The Region of Dusk Souls was far behind them now, but its echoes still clung to their bones — the voices, the whispers, the soft sobs of the forgotten. Gomi walked in silence, the memories of Hoguro's trembling voice still gnawing at him. Hosogiri followed close, his eyes darting between shadows, half expecting another spirit to crawl out of the fog.
Now, the world around them had changed again.
Gone were the fog and ghostly whispers — replaced by dry air that shimmered like warped glass. The ground beneath their boots was not stone or dirt, but layers of hardened crimson. The very earth pulsed faintly, as though veins of molten blood coursed beneath the crust, thudding with the rhythm of something ancient and malignant.
The locals, what few survived near the edges of this wasteland, had called it the Forgotten Deep.
A place where blood did not dry — it simply sank into the soil, becoming part of the world's rot.
Hosogiri exhaled shakily. "Feels like the world's heart stopped beating but forgot to die."
"Don't get poetic now," Gomi muttered, though his own heart ached with an unspoken dread.
Behind them, Hoguro's footsteps were soft, but the faint jingle of the talisman at his belt marked his presence. He'd been quiet since the Dusk Souls. Too quiet. Freed from his loop, he seemed half-awake to the world, as though every breath hurt — as though living after eternal dreaming was too raw, too bright, too heavy.

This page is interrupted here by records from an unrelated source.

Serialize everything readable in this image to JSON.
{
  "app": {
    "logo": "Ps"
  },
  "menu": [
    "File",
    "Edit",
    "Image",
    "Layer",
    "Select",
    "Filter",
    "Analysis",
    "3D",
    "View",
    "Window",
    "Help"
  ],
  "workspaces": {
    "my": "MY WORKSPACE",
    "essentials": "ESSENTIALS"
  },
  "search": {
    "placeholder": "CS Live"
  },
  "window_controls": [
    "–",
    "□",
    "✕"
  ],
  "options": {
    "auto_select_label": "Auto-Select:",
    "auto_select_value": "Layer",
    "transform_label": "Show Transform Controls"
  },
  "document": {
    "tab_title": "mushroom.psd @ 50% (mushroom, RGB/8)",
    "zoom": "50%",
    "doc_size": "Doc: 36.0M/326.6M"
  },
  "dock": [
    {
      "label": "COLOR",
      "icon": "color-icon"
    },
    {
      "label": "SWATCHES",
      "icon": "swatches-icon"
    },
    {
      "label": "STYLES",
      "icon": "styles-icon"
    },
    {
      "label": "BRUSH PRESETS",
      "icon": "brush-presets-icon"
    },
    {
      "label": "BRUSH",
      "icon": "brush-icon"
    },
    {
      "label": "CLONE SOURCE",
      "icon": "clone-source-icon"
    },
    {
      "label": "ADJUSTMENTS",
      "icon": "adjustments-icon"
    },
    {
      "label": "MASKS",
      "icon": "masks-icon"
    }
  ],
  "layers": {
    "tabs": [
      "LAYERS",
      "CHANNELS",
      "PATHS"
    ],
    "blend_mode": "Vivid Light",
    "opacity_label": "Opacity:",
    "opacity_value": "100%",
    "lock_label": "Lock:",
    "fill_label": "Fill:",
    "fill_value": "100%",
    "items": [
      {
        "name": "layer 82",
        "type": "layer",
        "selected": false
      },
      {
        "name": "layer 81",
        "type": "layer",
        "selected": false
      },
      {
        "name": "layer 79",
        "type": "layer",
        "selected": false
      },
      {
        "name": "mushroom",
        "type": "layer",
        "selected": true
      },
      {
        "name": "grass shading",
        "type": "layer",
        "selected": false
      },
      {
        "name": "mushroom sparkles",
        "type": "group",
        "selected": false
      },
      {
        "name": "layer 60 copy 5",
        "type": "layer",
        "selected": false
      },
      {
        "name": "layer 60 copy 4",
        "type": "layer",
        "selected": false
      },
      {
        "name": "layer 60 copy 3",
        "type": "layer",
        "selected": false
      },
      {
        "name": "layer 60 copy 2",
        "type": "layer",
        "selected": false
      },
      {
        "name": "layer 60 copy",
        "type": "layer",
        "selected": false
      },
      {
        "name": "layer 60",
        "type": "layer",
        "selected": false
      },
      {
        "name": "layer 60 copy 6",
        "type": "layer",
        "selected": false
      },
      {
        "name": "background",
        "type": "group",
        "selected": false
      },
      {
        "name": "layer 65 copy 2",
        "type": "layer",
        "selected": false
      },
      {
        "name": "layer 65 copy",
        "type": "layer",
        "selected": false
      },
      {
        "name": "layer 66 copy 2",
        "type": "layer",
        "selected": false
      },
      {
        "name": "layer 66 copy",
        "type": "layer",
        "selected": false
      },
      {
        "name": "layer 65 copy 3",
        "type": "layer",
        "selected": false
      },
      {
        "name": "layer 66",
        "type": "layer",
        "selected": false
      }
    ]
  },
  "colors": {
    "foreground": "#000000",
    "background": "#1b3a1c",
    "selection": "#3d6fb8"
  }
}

Gomi noticed. He said nothing.
He understood that kind of silence.
They traveled deeper, past red fissures glowing faintly and air so thick it smelled of iron and smoke. Every few miles, they passed relics of old battles — burned weapons, blackened bone, craters where something massive had once stood. The heat grew unbearable. Hosogiri wiped his forehead and muttered, "Feels like walking into a forge that forgot to stop burning."
And then, they saw him.
A figure standing at the far bend of the canyon.
At first, they thought it was a mirage — a trick of heat. But the figure moved. Graceful. Confident. Almost human, almost divine.
He was draped in crimson robes that shimmered faintly like liquid metal. His hair, long and white, glowed faintly under the dim sky. But it was his eyes — his eyes burned like two dying suns, beautiful and horrifying all at once.
"Travelers," the figure said softly, his voice echoing like molten bells. "You walk into the bones of the underworld itself. Do you know what this place truly is?"
No one answered.
The stranger smiled — a perfect, serene smile, one that didn't belong in this hell.
"I am Yatsumiganami Hoko," he said. "The rightful King of Hell. And you trespass upon my veins."
Hoguro tensed immediately, reaching for his charm. "You're no king," he spat.
Gomi's hand fell to the hilt of his blade. His gaze didn't waver. "If this is your land," he said quietly, "then your people are screaming."
Hoko's expression didn't change — but his eyes flickered, just once. Then the air around them shifted.
The earth throbbed.
A low, grinding groan rolled through the canyon, deep and guttural. The red stone beneath their feet cracked open, and from the fissures rose heat — and voices. Not screams, not cries — but wailing, hundreds of them, all at once.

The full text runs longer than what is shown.